MARCH 24, 2011
Budget fails to address fundamental flaws
Osborne, Britain’s Chancellor of the Exchequer, delivered his second budget on 23 March 2011. While this one was planned, as opposed to the emergency budget when the Coalition formed the Government in May 2010, there was little to address fundamental flaws in the UK economy that caused a near collapse in the financial sector in 2008.
He reeled off a who’s who of capitalist institutions backing his plans: the IMF, the OECD, the European Commission skipping over the fact that none of these highly respected titans of the capitalist order even sniffed the impending crisis that nearly broke capitalism’s back in 2008. Not much creditability gained there then.
Mesmerising the audience with a volley of bewildering stats about below expectations growth; tax giveaways on revenue yet to be taxed; budget cuts on expenditure yet to be spent the theatrical performance was acclaimed as polished by the cheerleaders of capitalism – news columnists. Though none the wiser the public was reassured and the capitalist circus goes on.

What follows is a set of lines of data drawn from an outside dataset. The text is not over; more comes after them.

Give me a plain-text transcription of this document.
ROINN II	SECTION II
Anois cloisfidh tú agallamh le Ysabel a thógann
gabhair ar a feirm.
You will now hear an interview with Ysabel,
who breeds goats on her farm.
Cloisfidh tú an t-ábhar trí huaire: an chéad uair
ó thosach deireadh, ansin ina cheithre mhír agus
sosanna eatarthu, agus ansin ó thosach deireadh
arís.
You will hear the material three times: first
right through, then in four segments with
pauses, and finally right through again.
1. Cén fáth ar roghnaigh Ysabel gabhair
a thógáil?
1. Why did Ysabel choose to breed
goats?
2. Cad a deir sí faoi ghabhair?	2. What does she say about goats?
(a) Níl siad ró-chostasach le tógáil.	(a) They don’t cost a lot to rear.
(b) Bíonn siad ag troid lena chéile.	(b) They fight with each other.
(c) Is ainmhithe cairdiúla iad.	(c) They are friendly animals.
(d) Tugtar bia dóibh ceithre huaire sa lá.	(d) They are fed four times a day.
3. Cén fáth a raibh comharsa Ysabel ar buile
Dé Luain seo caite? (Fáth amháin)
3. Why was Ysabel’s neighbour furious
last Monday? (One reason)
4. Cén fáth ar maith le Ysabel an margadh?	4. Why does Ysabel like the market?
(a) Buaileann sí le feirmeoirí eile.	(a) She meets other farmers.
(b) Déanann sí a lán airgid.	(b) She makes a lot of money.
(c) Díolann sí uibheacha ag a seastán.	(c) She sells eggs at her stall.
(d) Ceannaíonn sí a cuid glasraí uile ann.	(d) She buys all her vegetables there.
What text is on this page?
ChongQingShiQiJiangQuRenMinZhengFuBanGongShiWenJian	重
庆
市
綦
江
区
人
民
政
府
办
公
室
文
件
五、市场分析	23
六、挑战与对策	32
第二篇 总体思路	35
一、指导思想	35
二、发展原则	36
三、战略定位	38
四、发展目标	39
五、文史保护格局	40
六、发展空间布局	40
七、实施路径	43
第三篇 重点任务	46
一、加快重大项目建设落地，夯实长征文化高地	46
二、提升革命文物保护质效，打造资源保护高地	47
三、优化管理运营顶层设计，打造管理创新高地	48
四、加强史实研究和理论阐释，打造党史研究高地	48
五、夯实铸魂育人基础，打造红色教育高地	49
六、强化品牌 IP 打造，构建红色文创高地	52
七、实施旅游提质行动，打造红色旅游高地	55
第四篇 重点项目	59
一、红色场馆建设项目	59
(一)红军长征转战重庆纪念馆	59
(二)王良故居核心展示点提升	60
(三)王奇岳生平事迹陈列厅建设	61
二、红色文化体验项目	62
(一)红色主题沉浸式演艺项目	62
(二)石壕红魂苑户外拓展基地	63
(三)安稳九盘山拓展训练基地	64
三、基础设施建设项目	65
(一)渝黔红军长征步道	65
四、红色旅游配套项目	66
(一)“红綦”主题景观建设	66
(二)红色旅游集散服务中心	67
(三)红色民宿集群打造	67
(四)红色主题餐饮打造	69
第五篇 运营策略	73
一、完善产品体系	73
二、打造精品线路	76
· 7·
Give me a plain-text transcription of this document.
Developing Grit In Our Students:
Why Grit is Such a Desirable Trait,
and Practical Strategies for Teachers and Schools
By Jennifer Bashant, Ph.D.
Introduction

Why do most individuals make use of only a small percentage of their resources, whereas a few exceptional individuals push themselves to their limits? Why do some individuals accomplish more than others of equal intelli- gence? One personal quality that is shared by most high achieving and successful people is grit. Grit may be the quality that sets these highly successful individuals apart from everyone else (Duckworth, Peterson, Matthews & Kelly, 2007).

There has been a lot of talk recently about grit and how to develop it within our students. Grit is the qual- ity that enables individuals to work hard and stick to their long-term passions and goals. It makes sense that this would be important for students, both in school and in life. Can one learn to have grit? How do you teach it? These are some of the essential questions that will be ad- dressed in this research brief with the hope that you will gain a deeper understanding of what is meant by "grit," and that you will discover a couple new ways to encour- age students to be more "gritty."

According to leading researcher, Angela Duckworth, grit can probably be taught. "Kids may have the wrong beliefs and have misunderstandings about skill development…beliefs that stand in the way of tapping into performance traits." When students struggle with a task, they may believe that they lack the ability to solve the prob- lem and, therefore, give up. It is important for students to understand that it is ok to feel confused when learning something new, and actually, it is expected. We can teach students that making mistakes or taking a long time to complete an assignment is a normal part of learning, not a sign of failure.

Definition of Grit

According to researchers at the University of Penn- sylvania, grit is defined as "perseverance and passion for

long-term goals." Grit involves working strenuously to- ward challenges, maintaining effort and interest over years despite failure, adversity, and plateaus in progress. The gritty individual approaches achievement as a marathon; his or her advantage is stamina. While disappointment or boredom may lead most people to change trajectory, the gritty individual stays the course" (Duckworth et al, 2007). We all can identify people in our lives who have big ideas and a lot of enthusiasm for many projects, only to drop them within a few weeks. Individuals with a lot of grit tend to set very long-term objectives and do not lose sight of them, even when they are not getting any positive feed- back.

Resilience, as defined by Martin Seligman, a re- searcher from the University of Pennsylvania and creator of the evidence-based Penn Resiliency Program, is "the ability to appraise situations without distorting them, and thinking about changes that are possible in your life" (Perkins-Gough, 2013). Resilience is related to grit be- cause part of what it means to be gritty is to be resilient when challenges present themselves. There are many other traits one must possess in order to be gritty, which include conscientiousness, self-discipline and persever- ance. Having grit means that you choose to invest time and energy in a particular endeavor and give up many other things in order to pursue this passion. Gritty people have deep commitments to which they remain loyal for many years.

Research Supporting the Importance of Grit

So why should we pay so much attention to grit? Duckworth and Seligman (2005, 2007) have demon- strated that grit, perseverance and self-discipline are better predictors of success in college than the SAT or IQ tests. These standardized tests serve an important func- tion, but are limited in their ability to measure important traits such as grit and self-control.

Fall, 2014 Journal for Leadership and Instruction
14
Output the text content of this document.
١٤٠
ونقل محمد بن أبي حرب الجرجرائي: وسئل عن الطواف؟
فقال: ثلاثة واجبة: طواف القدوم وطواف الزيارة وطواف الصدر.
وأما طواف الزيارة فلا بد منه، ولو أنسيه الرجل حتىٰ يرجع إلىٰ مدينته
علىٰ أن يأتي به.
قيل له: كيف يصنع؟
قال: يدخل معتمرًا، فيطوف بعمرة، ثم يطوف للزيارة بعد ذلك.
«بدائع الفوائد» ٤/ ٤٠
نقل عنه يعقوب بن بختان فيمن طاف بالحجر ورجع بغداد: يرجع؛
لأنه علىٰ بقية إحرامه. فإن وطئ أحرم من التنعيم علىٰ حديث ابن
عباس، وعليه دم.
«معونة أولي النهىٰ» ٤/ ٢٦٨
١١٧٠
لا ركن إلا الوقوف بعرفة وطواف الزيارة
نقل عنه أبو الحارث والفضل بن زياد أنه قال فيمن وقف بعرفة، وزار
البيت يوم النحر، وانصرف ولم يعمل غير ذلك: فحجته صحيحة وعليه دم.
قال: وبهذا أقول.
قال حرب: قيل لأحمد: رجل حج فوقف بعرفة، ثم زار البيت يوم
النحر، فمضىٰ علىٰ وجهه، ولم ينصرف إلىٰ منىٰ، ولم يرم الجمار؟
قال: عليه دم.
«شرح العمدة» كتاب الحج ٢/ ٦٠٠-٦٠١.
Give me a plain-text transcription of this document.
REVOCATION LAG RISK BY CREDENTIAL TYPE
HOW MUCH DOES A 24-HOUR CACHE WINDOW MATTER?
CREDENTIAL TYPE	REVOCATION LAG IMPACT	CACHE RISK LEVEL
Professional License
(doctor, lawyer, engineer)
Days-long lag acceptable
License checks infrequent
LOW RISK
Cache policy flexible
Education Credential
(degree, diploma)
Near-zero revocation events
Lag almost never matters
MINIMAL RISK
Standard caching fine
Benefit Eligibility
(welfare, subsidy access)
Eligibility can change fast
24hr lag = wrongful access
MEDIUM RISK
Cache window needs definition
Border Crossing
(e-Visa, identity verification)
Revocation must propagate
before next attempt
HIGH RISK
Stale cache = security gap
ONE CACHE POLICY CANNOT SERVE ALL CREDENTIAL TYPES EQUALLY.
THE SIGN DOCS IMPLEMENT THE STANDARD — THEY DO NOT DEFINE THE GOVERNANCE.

This distraction has been cleverly used to cover up fundamental cracks in the capitalist banking system:
- Fiat money backed by little more than the colour of a particular government
- Fractional/risk reserve banking that creates ‘money’ way beyond the productive capacity of the real economy
- Financial assets that are in effect merely pieces of paper whose values are based on the whim of speculators
- Inadequate financial regulators in awe of the sector they are supposed of contain
A penny taken here, a penny given there seems ludicrous given the severity of fault lines in the system.
The annual budget is thus a farcical attempt to gloss over the cracks in order to restore confidence in a flawed capitalist system that is just as susceptible to another major crisis today as it was in 2008.